The objective of this research was to provide insights into how co-production is viewed by clinicians and the public and identify perceived barriers and facilitators to its implementation.
Using qualitative research methods, interviews were conducted with the public (n = 40) and clinicians (n = 40). Five focus groups were also conducted with the public (n = 45) and six focus groups with clinicians (n = 26). The COM‐B model was used to analyse the data; key domains include Capability, Opportunity and Motivation.
This is an all‐Wales study, involving six Health Boards, an NHS trust and community and patient groups.

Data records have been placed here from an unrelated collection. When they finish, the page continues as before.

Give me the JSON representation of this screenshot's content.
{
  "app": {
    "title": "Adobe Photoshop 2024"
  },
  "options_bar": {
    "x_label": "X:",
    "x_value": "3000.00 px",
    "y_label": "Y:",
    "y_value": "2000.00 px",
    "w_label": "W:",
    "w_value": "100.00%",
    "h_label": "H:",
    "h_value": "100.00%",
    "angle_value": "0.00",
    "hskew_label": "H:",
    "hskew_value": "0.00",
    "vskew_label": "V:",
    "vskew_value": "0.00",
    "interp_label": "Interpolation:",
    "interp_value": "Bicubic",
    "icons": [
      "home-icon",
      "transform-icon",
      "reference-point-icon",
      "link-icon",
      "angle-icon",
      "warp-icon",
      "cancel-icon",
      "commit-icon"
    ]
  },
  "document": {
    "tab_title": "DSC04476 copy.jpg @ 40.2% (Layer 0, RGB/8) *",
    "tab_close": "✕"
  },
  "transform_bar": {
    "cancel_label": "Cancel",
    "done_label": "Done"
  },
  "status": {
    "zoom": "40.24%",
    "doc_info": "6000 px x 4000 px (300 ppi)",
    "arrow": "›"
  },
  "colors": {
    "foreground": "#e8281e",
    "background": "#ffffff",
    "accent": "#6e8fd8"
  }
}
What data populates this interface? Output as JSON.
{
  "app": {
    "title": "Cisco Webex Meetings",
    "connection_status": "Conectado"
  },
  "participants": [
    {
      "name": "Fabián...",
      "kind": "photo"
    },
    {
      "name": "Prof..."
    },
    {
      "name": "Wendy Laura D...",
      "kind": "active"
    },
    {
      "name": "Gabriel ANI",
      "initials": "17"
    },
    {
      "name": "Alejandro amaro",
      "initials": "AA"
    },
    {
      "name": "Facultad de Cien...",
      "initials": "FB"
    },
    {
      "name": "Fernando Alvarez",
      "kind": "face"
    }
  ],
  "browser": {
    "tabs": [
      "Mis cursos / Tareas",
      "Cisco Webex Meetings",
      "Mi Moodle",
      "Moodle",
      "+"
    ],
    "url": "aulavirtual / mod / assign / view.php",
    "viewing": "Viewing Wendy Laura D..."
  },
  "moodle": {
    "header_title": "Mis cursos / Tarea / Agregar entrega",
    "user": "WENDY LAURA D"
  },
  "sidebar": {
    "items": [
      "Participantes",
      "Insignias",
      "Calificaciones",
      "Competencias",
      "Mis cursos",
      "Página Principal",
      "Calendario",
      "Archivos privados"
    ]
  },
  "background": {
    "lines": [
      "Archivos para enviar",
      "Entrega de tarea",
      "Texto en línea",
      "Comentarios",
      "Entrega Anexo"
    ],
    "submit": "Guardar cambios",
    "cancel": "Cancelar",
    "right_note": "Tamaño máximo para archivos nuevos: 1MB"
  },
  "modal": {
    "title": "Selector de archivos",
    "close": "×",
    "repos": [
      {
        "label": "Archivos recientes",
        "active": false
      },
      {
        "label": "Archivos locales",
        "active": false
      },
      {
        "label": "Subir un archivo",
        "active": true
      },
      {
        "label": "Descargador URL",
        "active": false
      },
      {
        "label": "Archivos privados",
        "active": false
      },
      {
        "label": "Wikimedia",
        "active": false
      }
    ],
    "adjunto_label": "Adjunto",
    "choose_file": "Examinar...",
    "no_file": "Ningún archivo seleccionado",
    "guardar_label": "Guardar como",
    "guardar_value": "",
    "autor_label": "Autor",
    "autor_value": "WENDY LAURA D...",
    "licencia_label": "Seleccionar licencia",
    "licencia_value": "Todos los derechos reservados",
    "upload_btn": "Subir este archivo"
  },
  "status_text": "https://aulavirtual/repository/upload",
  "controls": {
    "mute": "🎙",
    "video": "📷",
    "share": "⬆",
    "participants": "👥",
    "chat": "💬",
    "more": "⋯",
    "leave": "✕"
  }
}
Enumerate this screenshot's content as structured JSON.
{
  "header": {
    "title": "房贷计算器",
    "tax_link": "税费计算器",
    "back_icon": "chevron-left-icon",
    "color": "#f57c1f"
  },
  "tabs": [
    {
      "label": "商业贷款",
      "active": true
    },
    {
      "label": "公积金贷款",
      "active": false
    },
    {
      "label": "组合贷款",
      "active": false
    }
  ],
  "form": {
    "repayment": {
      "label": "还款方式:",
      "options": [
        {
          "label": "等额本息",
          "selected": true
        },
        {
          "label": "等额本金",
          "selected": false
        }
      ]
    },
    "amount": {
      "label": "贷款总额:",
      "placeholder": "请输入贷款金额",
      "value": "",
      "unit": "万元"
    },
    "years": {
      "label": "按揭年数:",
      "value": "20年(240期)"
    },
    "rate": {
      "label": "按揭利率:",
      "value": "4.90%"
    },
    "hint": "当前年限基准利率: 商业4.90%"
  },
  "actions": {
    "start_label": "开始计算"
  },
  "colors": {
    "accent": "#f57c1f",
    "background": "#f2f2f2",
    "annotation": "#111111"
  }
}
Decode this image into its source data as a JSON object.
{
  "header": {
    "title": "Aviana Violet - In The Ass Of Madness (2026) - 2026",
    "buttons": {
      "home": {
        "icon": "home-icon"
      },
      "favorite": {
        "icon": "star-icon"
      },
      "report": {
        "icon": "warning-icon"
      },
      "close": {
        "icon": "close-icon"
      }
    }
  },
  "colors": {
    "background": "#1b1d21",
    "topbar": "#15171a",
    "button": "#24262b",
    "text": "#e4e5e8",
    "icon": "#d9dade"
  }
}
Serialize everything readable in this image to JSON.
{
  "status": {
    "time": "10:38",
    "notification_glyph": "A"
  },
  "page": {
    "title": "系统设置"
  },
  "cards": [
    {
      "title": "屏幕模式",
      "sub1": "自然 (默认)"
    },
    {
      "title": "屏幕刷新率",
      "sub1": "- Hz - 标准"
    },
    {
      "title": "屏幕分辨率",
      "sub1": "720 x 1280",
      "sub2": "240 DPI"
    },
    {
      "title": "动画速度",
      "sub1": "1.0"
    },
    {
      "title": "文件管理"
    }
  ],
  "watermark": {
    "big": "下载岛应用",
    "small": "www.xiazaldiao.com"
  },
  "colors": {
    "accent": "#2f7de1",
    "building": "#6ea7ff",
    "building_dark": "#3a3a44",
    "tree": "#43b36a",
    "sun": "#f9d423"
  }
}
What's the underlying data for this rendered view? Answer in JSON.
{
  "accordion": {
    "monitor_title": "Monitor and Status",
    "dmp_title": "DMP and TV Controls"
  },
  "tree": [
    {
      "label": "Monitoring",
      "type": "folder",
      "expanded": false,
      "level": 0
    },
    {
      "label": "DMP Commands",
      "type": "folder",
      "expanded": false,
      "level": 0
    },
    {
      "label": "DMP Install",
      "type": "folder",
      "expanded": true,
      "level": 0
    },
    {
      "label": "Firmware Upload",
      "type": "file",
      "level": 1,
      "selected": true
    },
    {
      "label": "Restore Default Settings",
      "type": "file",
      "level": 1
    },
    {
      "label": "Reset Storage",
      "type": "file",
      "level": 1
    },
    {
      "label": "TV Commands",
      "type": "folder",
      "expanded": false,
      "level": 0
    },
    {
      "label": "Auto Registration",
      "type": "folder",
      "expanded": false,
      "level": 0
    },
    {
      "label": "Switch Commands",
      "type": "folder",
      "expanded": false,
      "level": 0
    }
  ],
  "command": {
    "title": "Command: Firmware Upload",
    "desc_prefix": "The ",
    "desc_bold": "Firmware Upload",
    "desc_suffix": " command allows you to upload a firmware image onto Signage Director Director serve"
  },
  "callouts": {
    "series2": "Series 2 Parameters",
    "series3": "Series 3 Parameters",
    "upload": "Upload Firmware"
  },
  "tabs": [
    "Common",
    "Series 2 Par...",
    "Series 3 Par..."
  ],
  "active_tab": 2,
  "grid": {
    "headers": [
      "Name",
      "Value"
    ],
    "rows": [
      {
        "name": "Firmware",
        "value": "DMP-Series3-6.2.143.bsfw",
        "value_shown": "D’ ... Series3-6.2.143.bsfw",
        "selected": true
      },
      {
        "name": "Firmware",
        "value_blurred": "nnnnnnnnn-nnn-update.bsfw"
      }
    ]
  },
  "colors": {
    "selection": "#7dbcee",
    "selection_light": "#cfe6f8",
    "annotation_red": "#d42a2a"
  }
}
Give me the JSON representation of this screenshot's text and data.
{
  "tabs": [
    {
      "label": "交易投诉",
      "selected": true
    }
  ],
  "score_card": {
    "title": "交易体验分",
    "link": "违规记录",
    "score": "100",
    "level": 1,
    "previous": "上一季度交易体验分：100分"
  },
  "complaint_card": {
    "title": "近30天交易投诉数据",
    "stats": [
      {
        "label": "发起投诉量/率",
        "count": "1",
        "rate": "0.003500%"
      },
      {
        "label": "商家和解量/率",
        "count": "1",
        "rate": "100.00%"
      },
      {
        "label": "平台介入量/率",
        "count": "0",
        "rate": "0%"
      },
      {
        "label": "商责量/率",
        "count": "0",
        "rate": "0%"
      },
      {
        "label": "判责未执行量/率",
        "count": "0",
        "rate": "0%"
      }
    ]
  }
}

Key barriers relating to Capability include lack of awareness of the term co-production and inadequate communication between clinicians and citizens. Opportunity‐centred barriers include service and time constraints. Conversely, facilitators included utilising partnerships with community organisations. Motivation‐related barriers included preconceptions about patients’ limitations to co-produce.
They conclude that there were broadly positive perceptions among participants regarding co-production, despite initial unfamiliarity with the term. Despite study limitations including under-representation of employed public participants and junior doctors, our analysis may assist researchers and policymakers who are designing, implementing and evaluating interventions to promote co-production.